Geminiで作った画像や動画を「そのままSNSやプレゼン資料に貼りたい」——ユーザーからの最大級の不満のひとつだった可視透かしが、ついにオフにできるようになりました。GoogleがGeminiに新設定「Media Watermark」を追加し、画像・動画・音楽に付与される「見える透かし」をユーザー自身で消せる仕様です。Android Authorityが2026年8月14日に報じました。ただし、見えない層のSynthID透かしとC2PAメタデータは設定に関係なく残り続けます。
「Media Watermark」設定の場所とオン/オフ挙動
新設定は、Geminiの左サイドバーから「Settings」を開くと確認できます。メニュー下部の項目として「Media Watermark」が表示され、On/Offを切り替える仕様と伝えられています。
- On:従来通り、生成した画像・動画・音楽に可視の透かしが刻印されます
- Off:可視の透かしが除去され、コンテンツ本体だけが出力されます
対象は画像・動画・音楽のすべてで、Geminiで作成した創作物全般に適用されます。展開は今後数日をかけて順次進むと案内されています。

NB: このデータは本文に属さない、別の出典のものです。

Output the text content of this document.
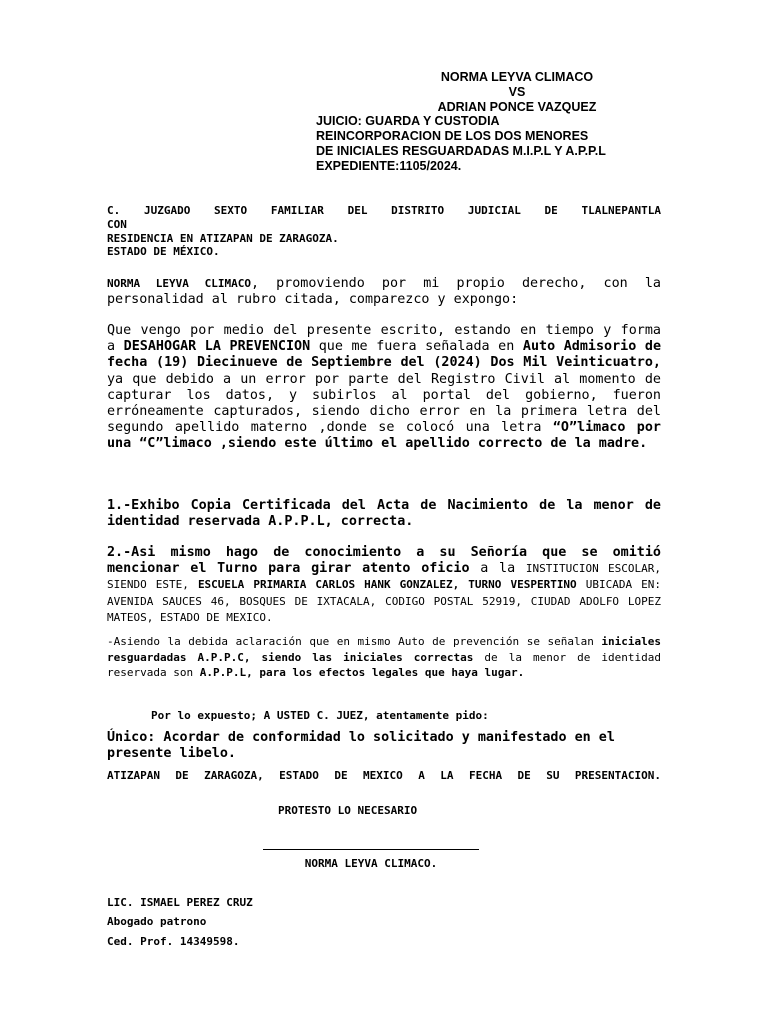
NORMA LEYVA CLIMACO
VS
ADRIAN PONCE VAZQUEZ
JUICIO: GUARDA Y CUSTODIA
REINCORPORACION DE LOS DOS MENORES
DE INICIALES RESGUARDADAS M.I.P.L Y A.P.P.L
EXPEDIENTE:1105/2024.
C. JUZGADO SEXTO FAMILIAR DEL DISTRITO JUDICIAL DE TLALNEPANTLA
CON
RESIDENCIA EN ATIZAPAN DE ZARAGOZA.
ESTADO DE MÉXICO.
NORMA LEYVA CLIMACO, promoviendo por mi propio derecho, con la personalidad al rubro citada, comparezco y expongo:
Que vengo por medio del presente escrito, estando en tiempo y forma a DESAHOGAR LA PREVENCION que me fuera señalada en Auto Admisorio de fecha (19) Diecinueve de Septiembre del (2024) Dos Mil Veinticuatro, ya que debido a un error por parte del Registro Civil al momento de capturar los datos, y subirlos al portal del gobierno, fueron erróneamente capturados, siendo dicho error en la primera letra del segundo apellido materno ,donde se colocó una letra “O”limaco por una “C”limaco ,siendo este último el apellido correcto de la madre.
1.-Exhibo Copia Certificada del Acta de Nacimiento de la menor de identidad reservada A.P.P.L, correcta.
2.-Asi mismo hago de conocimiento a su Señoría que se omitió mencionar el Turno para girar atento oficio a la INSTITUCION ESCOLAR, SIENDO ESTE, ESCUELA PRIMARIA CARLOS HANK GONZALEZ, TURNO VESPERTINO UBICADA EN: AVENIDA SAUCES 46, BOSQUES DE IXTACALA, CODIGO POSTAL 52919, CIUDAD ADOLFO LOPEZ MATEOS, ESTADO DE MEXICO.
-Asiendo la debida aclaración que en mismo Auto de prevención se señalan iniciales resguardadas A.P.P.C, siendo las iniciales correctas de la menor de identidad reservada son A.P.P.L, para los efectos legales que haya lugar.
Por lo expuesto; A USTED C. JUEZ, atentamente pido:
Único: Acordar de conformidad lo solicitado y manifestado en el presente libelo.
ATIZAPAN DE ZARAGOZA, ESTADO DE MEXICO A LA FECHA DE SU PRESENTACION.
PROTESTO LO NECESARIO
NORMA LEYVA CLIMACO.
LIC. ISMAEL PEREZ CRUZ
Abogado patrono
Ced. Prof. 14349598.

可視透かしを消しても“AI生成”はバレる:使う前に知るべきこと
重要な点として、Media Watermarkをオフにしても「すべての透かしが消える」わけではありません。Googleは、非可視のSynthID透かしとC2PAメタデータについては、設定に関係なく生成物に埋め込まれ続けると明言しています。
SynthIDはGoogle DeepMindが開発したAI生成物の識別技術で、人間の目には見えない形でメディア内部に信号を残す仕組みです。C2PAは業界標準の来歴メタデータ規格で、コンテンツの出所や編集履歴を機械可読な形で記録します。見た目上は「AI生成物と分からない」出力にできても、対応した検証ツールを使えばAI生成であることは判別可能な設計です。SNS投稿や資料掲載で違和感なく使える一方、「AI生成である事実そのもの」まで匿名化されるわけではありません。
背景:ユーザー要望の上位に入った声が反映
今回の変更は、GoogleでGemini関連プロダクトを統括する幹部Josh Woodward氏がユーザーに「Geminiへの最大の不満」を問いかけたことがきっかけとされています。寄せられた要望のうち、可視透かしの除去は上位に入る人気項目だったと報じられています。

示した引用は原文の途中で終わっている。